Langkah berikutnya daging ikan disaring menggunakan kain saring sampai kering.
Proses selanjutnya ditambahkan sukrosa 2,5% untuk kelompok D1 dan D2, 5% untuk
6
7
kelompok D3,D4, dan D5, lalu ditambah polifosfat sebanyak 0,1% untuk D1, 0,3%
untuk D2 dan D3 serta 0,5% untuk D4 dan D5. Menurut Reynolds, et al ( 2002) dalam
jurnal “Alternatives for Efficient and Sustainable Production of Surimi: A Review”

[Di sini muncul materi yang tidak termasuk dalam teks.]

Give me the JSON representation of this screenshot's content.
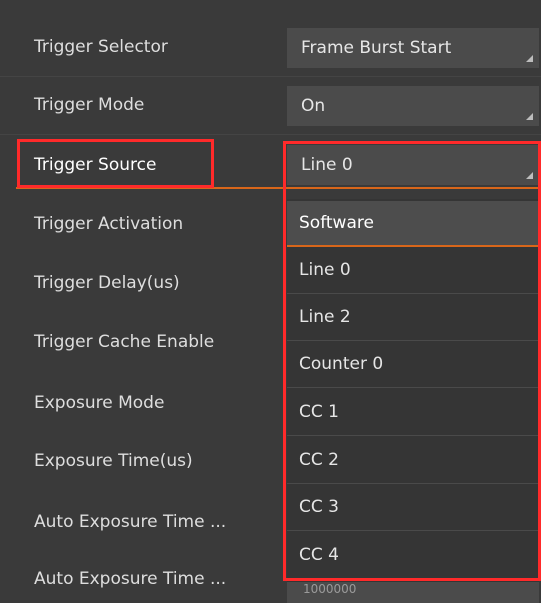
{
  "rows": [
    {
      "label": "Trigger Selector"
    },
    {
      "label": "Trigger Mode"
    },
    {
      "label": "Trigger Source"
    },
    {
      "label": "Trigger Activation"
    },
    {
      "label": "Trigger Delay(us)"
    },
    {
      "label": "Trigger Cache Enable"
    },
    {
      "label": "Exposure Mode"
    },
    {
      "label": "Exposure Time(us)"
    },
    {
      "label": "Auto Exposure Time ..."
    },
    {
      "label": "Auto Exposure Time ..."
    }
  ],
  "fields": {
    "trigger_selector": "Frame Burst Start",
    "trigger_mode": "On",
    "trigger_source": "Line 0",
    "partially_hidden_value": "1000000"
  },
  "dropdown": {
    "options": [
      "Software",
      "Line 0",
      "Line 2",
      "Counter 0",
      "CC 1",
      "CC 2",
      "CC 3",
      "CC 4"
    ],
    "selected": "Software"
  },
  "colors": {
    "background": "#3a3a3a",
    "field": "#4b4b4b",
    "accent_orange": "#d8661a",
    "highlight_red": "#ff2a2a"
  },
  "icons": {
    "resize_grip": "resize-grip-icon"
  }
}
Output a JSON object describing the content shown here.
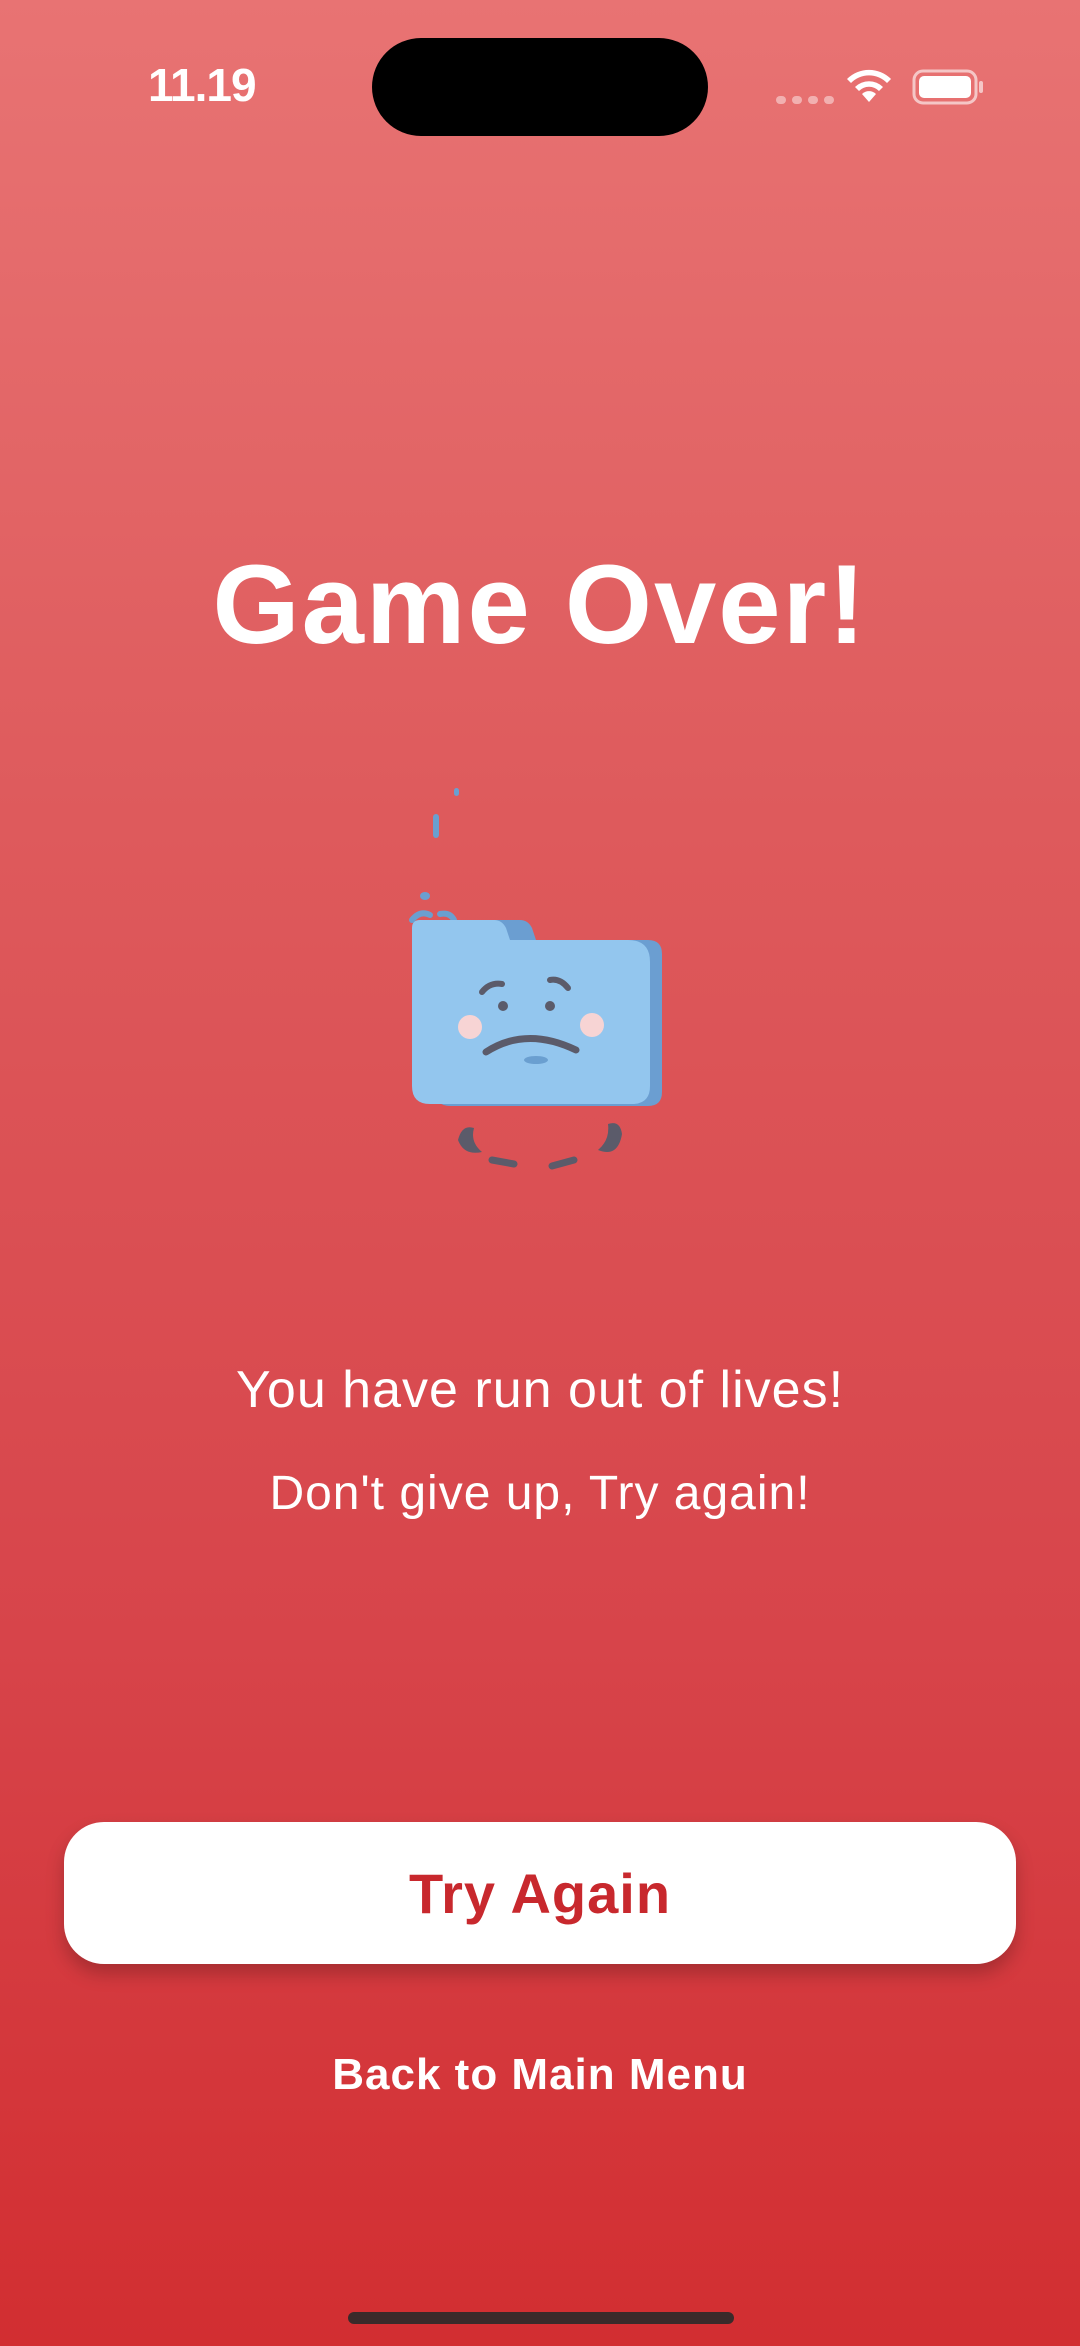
{
  "status_bar": {
    "time": "11.19",
    "icons": [
      "cellular-signal-icon",
      "wifi-icon",
      "battery-icon"
    ]
  },
  "screen": {
    "title": "Game Over!",
    "illustration": "sad-folder-icon",
    "message_primary": "You have run out of lives!",
    "message_secondary": "Don't give up, Try again!"
  },
  "actions": {
    "try_again_label": "Try Again",
    "back_to_menu_label": "Back to Main Menu"
  },
  "colors": {
    "background_top": "#e87373",
    "background_bottom": "#d22e31",
    "primary_button_text": "#c8282d",
    "primary_button_bg": "#ffffff",
    "folder_blue": "#93c6ee"
  }
}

penggunaan bahan tambahan makanan dalam pembuatan surimi ini bertujuan untuk
menjaga kualitas dari surimi yang dihasilkan. Penambahan polifosfat dan sukrosa
berguna untuk menjaga kualitas pembentukan gel setelah surimi dithawing. Selain itu,
polifosfat memiliki kemampuan untuk meningkatkan kapasitas pengikatan air (WHC).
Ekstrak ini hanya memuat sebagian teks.